Bandes dessinées de Laurent Verron (dessin) et Yann Le Pennetier (scénario).
En ce week-end de Pâques, je vous propose une lecture ecclésiale. Accrochez-vous à vos chapelets, ça va swinguer !
Papous – 1929, en Nouvelle-Guinée, le prêtre missionnaire Odilon Verjus vit carabine à la main au milieu des Papous. Le jeune Laurent de Boismenu, missionnaire du Sacré Coeur d’Issoudun et frais émoulu du séminaire, le rejoint dans la jungle guinéenne. La rencontre entre les deux hommes d’Église se déroule sous de sombres hospices : l’avion de l’héritier de la famille Rockfeller a disparu et l’héritier manque à l’appel. Odilon et Laurent s’aventurent sur le territoire des Mundugumor, une tribu cannibale pour tenter d’en apprendre davantage. Ils y rencontrent Margaret Mead, jeune femme libérée et accessoirement ethnologue qui écrit une thèse sur les moeurs sexuelles en Océanie. Nils, le « fils adoptif » d’Odilon, s’éprend d’une prisonnière des Mundugumor et s’enfuit avec elle. Cette fugue amoureuse révèle la triste fin de l’héritier américain et permet enfin à Odilon d’en découdre avec un saurien affamé. C’est au terme de l’album que Laurent se rappelle sa mission première : remettre à Odilon un courrier du Vatican. Le vieux loup de jungle est convoqué au Saint-Siège !
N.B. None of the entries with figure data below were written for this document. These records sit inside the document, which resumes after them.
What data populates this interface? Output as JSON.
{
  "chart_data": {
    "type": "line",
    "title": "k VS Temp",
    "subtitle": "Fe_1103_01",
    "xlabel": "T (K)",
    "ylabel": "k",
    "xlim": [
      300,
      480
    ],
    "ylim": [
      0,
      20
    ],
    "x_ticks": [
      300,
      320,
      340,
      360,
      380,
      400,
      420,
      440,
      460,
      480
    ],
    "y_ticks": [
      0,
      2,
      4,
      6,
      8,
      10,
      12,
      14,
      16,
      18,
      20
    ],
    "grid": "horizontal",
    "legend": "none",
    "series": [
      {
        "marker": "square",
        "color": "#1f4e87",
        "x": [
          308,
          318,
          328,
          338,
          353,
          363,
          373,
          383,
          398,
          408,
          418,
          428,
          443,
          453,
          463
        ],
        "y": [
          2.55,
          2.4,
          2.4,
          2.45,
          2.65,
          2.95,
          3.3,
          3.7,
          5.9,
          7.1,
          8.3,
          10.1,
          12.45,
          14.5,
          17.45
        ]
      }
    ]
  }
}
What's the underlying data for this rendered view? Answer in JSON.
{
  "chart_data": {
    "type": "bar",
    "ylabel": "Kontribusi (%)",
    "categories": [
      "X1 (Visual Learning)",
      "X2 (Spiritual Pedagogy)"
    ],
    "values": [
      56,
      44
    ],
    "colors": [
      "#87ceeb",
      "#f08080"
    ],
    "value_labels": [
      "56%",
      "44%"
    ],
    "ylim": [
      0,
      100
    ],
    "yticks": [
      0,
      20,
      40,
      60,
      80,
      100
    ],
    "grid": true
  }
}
Odilon Verjus est un prêtre pas banal : il jure, blasphème et chante plus de textes païens et paillards que de chants grégoriens. En soutane et godillots, il tente d’évangéliser les Papous. Mais il est rompu aux coutumes locales et semble un piranha dans l’eau au milieu des « sauvages » à demi nus. « Après vingt et un ans de sacerdoce chez les Papous, vous découvrirez comme moi que le latin se prête davantage à l’escalade de la basilique Saint-Pierre qu’à celle de la jungle de Nouvelle-Guinée. » (p. 18) Pas de doute, Odilon Verjus est un curé dont la langue traîne partout sauf dans sa poche.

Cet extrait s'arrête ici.